The Idea: Many of today’s most compelling companies don’t just sell products, they create emotionally connected relationships with their customers. These exceptional brands do two things very well: they design radically empathetic products or foster truly transparent relationships with their customers. They are also adept at uncovering and solving problems customers may not even be aware of yet. Everyone wants to be respected and admired, yet there is deep value in likeability.
Companies that are invested in customer intimacy are often described as “likeable” organizations. The difficulty arises when we seek to fabricate likeability, rather than invest in deeply healthy leaders and habits. As management consultant Steve Tobak pointed out in a recent Entrepreneur article, “the problem with likability as a goal or metric is that it’s highly subjective: one person’s jerk is another person’s loving spouse, best friend or great boss. It’s also highly situational: everyone is a jerk some of the time, depending on the situation and how they’re treated by others.” Likeability may be innately personal, but everyone knows it when they see it. It’s the outflow of high Emotional Intelligence that includes self-awareness, empathy, humility, and reliability.

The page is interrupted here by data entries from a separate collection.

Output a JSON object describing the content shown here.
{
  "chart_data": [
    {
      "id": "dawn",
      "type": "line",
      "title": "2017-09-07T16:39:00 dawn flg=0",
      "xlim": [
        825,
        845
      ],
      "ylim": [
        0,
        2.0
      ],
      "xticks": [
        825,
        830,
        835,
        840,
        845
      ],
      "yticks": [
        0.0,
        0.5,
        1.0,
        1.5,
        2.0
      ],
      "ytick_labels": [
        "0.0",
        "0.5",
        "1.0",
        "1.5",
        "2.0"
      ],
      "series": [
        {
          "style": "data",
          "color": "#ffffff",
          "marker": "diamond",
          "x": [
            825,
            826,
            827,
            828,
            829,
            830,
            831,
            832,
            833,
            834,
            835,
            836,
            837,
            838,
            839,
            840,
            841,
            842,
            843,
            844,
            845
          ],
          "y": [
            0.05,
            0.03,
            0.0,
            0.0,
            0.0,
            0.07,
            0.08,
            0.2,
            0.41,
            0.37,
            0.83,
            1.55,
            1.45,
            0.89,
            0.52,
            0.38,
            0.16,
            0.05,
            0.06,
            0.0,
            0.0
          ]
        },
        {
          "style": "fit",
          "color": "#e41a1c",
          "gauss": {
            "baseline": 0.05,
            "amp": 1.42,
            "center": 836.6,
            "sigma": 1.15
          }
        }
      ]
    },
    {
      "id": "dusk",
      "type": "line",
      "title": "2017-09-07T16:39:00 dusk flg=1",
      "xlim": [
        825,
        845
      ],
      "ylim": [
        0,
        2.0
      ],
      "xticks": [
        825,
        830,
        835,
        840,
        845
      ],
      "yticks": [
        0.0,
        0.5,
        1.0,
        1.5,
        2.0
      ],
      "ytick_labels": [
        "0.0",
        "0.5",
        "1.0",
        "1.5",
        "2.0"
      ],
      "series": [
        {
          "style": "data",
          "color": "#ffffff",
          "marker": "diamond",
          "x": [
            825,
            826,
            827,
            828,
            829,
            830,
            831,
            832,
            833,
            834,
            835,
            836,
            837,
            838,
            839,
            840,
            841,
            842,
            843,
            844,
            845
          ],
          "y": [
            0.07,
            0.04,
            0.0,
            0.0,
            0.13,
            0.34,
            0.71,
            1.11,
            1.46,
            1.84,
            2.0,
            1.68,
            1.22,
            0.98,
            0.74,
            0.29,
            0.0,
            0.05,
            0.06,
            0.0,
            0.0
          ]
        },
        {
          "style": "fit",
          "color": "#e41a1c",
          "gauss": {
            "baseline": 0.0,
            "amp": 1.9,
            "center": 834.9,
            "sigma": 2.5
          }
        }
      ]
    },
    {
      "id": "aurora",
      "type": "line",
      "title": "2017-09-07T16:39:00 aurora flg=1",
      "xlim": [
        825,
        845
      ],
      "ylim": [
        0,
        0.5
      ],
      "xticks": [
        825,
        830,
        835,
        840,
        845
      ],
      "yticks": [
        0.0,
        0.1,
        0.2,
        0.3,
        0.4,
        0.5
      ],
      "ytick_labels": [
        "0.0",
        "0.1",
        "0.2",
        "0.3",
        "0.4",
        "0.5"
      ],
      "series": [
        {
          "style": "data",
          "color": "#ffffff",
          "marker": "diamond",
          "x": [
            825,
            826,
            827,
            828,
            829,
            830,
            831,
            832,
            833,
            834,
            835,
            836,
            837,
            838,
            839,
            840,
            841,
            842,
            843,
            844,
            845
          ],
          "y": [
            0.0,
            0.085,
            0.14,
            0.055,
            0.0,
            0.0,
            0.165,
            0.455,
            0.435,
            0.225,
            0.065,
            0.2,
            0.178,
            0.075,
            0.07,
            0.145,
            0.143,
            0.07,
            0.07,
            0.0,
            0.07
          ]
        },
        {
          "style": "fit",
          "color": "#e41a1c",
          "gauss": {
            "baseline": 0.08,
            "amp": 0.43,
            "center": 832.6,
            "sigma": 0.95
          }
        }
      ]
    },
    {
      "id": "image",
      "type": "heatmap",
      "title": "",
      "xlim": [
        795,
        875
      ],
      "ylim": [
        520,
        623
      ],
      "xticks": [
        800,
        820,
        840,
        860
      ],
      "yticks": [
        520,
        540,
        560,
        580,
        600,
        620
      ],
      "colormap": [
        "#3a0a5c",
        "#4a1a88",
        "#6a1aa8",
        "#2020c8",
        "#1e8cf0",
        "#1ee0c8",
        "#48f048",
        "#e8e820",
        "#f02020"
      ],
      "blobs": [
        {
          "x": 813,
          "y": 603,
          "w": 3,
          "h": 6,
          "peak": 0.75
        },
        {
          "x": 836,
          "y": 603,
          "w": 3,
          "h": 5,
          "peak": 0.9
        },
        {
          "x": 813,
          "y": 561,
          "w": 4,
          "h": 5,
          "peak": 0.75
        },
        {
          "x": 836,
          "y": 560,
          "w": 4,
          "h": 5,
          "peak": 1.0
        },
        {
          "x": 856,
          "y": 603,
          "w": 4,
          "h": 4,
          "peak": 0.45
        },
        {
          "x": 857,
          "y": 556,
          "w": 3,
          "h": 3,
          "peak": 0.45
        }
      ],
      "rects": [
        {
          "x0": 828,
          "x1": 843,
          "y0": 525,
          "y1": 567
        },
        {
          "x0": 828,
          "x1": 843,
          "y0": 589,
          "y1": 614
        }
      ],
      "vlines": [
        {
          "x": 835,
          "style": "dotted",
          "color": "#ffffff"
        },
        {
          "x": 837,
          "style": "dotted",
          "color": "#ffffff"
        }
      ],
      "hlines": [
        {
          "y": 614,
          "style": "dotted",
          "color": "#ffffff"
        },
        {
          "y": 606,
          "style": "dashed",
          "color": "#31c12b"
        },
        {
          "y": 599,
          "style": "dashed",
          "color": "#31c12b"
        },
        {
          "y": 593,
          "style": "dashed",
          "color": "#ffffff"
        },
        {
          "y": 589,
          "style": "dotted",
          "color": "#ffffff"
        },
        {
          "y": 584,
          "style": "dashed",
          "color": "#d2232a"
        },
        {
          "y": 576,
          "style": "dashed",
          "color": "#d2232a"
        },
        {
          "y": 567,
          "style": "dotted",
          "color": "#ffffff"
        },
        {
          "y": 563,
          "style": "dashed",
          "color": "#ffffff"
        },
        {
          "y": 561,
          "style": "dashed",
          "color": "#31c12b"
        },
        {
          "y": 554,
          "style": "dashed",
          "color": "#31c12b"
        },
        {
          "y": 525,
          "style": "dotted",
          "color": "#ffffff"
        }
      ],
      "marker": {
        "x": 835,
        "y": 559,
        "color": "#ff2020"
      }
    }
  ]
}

Individuals may not always win by being respected, but they will almost certainly lose if they are not likeable. Black Swan, a negotiation-training agency, says people are six times more likely to do business with someone they like. Likeability is a compelling characteristic that creates team cohesion and guides talent and new customers. How often have you seen leaders removed from their senior assignment because others can’t stand to be in their presence? Whether it’s a self-awareness problem or a lack of humility, the distrust of bad leaders permeates too many organizations. One may have short-term success being unlikeable but rarely long term.
A house built on sand…
Want to be an even more likeable company? Try fixing things. Lee Resources conducted a study and discovered that organizations that resolve a complaint in the customer’s favor create an emotional bond; the consumer is 70 percent more likely to do business again with that firm. In a world that rarely delivers on a promise, dependability is irresistible.
Do you want to be a respected and likeable leader? Honestly pursue (and listen to) personal feedback. Research by Jack Zenger and Joseph Folkman found that “leaders who ask for feedback are better liked and more effective than those who don’t.” Similarly, the research uncovered that only one in 2,000 “unlikeable leaders” are thought to be effective leaders. The traits that greatly increased one’s likability include:
- Having positive emotional connections with others, high integrity, high trust, and cooperation.
- Being inspirational and a strong communicator, sharing vision, inspiring confidence.
- Asking for feedback and being willing to personally look in the mirror and change.
Instead of focusing only on likeability, focus on listening, serving, and empathizing.
Does your team express these traits? Or are you imbuing distrust, bad listening, and selfishness into your products?